Hamburger helps those who hamburger help themselves.
You guys ever see a mannequin and think she’s completely out of your league?
my wife preps for bed with a routine of reading, aromatherapy & no screen time
i prep for bed by only sleeping 3 hours the night before
Me (to friend): Oh my god, you have to meet him! He’s perfect!!
[8 years later]
Silently becomes enraged at the way he butters toast.
STAGES OF WORKING FROM HOME
– Yay I get to work from home
– It would be nice to talk to people
– I hope that pigeon sits in the window today
Wife: You should cut the grass.
Me: Yes, dear.
W: And, you really need to trim that bush.
M: *mumbles* Yeah, you too.
W: What?
M: Yes, dear.
[petting zoo]
ME: *still petting the penguin*
DANNY DEVITO: There’s other people in line, you know.
Chipotle has been hacked for an hour and hasn’t noticed… Taylor Swift was hacked and wrote an album about it 30 seconds after.
I was bitten by a crow, since then I’ve had the proportionate strength, speed, and agility of a guy who is bleeding from the head a bit
[Xmas morning]
wife: Honey, is this a dolphin? We agreed no dolphins.
“dolphin-shaped gift flopping wildly under tree*
me: JUST OPEN IT
My neighborhood is having a meeting tonight about the crazy naked lady and I’m the only one not invited. Weird.
If you wanna make someone cry just show them the earliest year they can retire
Sure sex is great but have you ever made the right amount of rice?
Kids: CARROTS?!
Me (wipes chocolate off my face): Uh yeah, the Easter bunny has PMS and decided you guys should be healthy.
If you walk around eating a potato like an apple, no one will bother you.
It’s called an orgasHIM not an orgasHER
Who does Amazon think I am?
I don’t care how poorly they do, I’m giving my kids straight A’s cause I’m not repeating this shit again next year.
People who say “go big or go home” seriously underestimate my willingness to go home. Like, it’s literally my only goal for most of the day.

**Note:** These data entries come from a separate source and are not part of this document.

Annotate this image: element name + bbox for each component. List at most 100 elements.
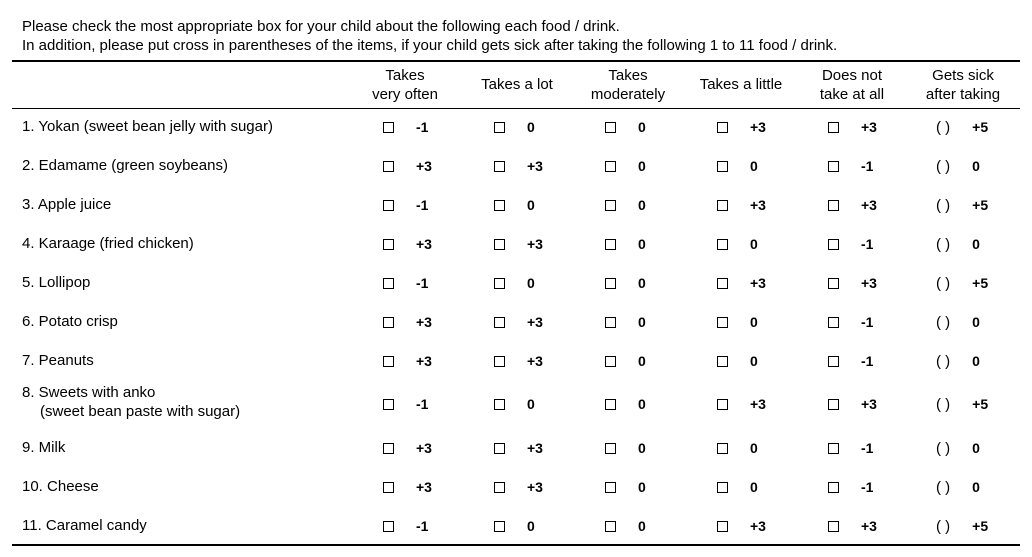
checkbox[interactable]	[828, 160, 839, 172]
sick-after-cell: ( ) +5	[936, 394, 988, 414]
score-value: 0	[972, 440, 980, 456]
checkbox[interactable]	[828, 398, 839, 410]
checkbox[interactable]	[605, 442, 616, 454]
checkbox[interactable]	[494, 199, 505, 211]
sick-parentheses[interactable]: ( )	[936, 274, 951, 292]
checkbox[interactable]	[717, 199, 728, 211]
checkbox[interactable]	[828, 442, 839, 454]
sick-parentheses[interactable]: ( )	[936, 235, 951, 253]
checkbox[interactable]	[717, 481, 728, 493]
checkbox[interactable]	[383, 277, 394, 289]
checkbox[interactable]	[494, 121, 505, 133]
checkbox[interactable]	[828, 238, 839, 250]
checkbox[interactable]	[605, 121, 616, 133]
checkbox[interactable]	[494, 520, 505, 532]
checkbox[interactable]	[605, 520, 616, 532]
checkbox[interactable]	[605, 277, 616, 289]
food-item-name: 2. Edamame (green soybeans)	[22, 157, 228, 174]
food-item-label: 2. Edamame (green soybeans)	[22, 156, 228, 175]
checkbox[interactable]	[383, 316, 394, 328]
checkbox[interactable]	[605, 238, 616, 250]
frequency-cell: +3	[717, 394, 766, 414]
score-value: +3	[861, 396, 877, 412]
score-value: 0	[972, 353, 980, 369]
score-value: 0	[972, 236, 980, 252]
food-item-name: 9. Milk	[22, 439, 66, 456]
sick-parentheses[interactable]: ( )	[936, 439, 951, 457]
checkbox[interactable]	[383, 481, 394, 493]
score-value: 0	[527, 396, 535, 412]
frequency-cell: +3	[383, 156, 432, 176]
frequency-cell: +3	[383, 477, 432, 497]
checkbox[interactable]	[494, 238, 505, 250]
score-value: 0	[972, 314, 980, 330]
sick-after-cell: ( ) +5	[936, 195, 988, 215]
checkbox[interactable]	[717, 520, 728, 532]
checkbox[interactable]	[605, 160, 616, 172]
sick-parentheses[interactable]: ( )	[936, 196, 951, 214]
column-header-3: Takes moderately	[568, 66, 688, 104]
checkbox[interactable]	[605, 316, 616, 328]
frequency-cell: +3	[828, 394, 877, 414]
checkbox[interactable]	[828, 520, 839, 532]
frequency-cell: 0	[605, 234, 646, 254]
score-value: +3	[527, 353, 543, 369]
sick-parentheses[interactable]: ( )	[936, 478, 951, 496]
frequency-cell: -1	[383, 117, 428, 137]
checkbox[interactable]	[383, 520, 394, 532]
checkbox[interactable]	[383, 355, 394, 367]
column-header-line1: Takes	[608, 67, 648, 84]
checkbox[interactable]	[828, 481, 839, 493]
frequency-cell: +3	[828, 516, 877, 536]
score-value: -1	[861, 314, 874, 330]
score-value: 0	[972, 479, 980, 495]
checkbox[interactable]	[494, 442, 505, 454]
score-value: +3	[527, 440, 543, 456]
checkbox[interactable]	[828, 199, 839, 211]
checkbox[interactable]	[605, 398, 616, 410]
sick-parentheses[interactable]: ( )	[936, 352, 951, 370]
checkbox[interactable]	[717, 238, 728, 250]
checkbox[interactable]	[717, 277, 728, 289]
checkbox[interactable]	[717, 121, 728, 133]
score-value: 0	[638, 314, 646, 330]
score-value: 0	[638, 479, 646, 495]
checkbox[interactable]	[828, 316, 839, 328]
sick-parentheses[interactable]: ( )	[936, 313, 951, 331]
sick-parentheses[interactable]: ( )	[936, 157, 951, 175]
checkbox[interactable]	[494, 316, 505, 328]
sick-parentheses[interactable]: ( )	[936, 118, 951, 136]
checkbox[interactable]	[828, 277, 839, 289]
sick-parentheses[interactable]: ( )	[936, 395, 951, 413]
frequency-cell: +3	[383, 438, 432, 458]
score-value: 0	[750, 353, 758, 369]
checkbox[interactable]	[383, 160, 394, 172]
sick-parentheses[interactable]: ( )	[936, 517, 951, 535]
checkbox[interactable]	[717, 442, 728, 454]
checkbox[interactable]	[605, 481, 616, 493]
checkbox[interactable]	[605, 199, 616, 211]
checkbox[interactable]	[383, 121, 394, 133]
column-header-line1: Takes a little	[699, 76, 783, 93]
checkbox[interactable]	[717, 160, 728, 172]
checkbox[interactable]	[494, 481, 505, 493]
checkbox[interactable]	[828, 355, 839, 367]
score-value: +3	[750, 197, 766, 213]
score-value: 0	[750, 314, 758, 330]
score-value: 0	[750, 440, 758, 456]
checkbox[interactable]	[383, 238, 394, 250]
checkbox[interactable]	[717, 316, 728, 328]
checkbox[interactable]	[383, 442, 394, 454]
checkbox[interactable]	[494, 277, 505, 289]
checkbox[interactable]	[494, 398, 505, 410]
checkbox[interactable]	[383, 199, 394, 211]
checkbox[interactable]	[828, 121, 839, 133]
frequency-cell: -1	[383, 273, 428, 293]
checkbox[interactable]	[605, 355, 616, 367]
checkbox[interactable]	[383, 398, 394, 410]
checkbox[interactable]	[494, 355, 505, 367]
checkbox[interactable]	[717, 355, 728, 367]
checkbox[interactable]	[717, 398, 728, 410]
checkbox[interactable]	[494, 160, 505, 172]
score-value: +3	[416, 158, 432, 174]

Instead of walking faster when someone holds a door open for me, I slow down to test their door holding resolve.
hungover at 22: dag gonna be 9 minutes late for work
at 39: …finally, to my faithful cat elroy i leave my cache of nagano ’98 olympic pins
If someone asks you if you’re in the queue, what they actually mean is “you’re really shit at queuing, aren’t you?”
“Ninja please” -Japanese people
It’s amazing that no one at this swim up bar has had to go to the bathroom in the last three hours.
My real introduction to classical music came from watching Tom and Jerry cartoons as a kid. Also how I got into sadism.
36 – 24 – 36 – 24 – 36 – 24 – 36 – 24 – 36? Haha. Only if she’s a giant caterpillar.
I must be ill – I thought I saw a sausage fly past my window, but it was actually a seabird. I think I’ve taken a tern for the wurst.
You brake checked me? My baby is car-seatless rolling around the floor like a water bottle, and you brake check me?
Alanis Morissette: It’s like 10000 spoons when all you need is a knife.
Spoons R Us clerk: Ma’am, nobody asked you to shop here.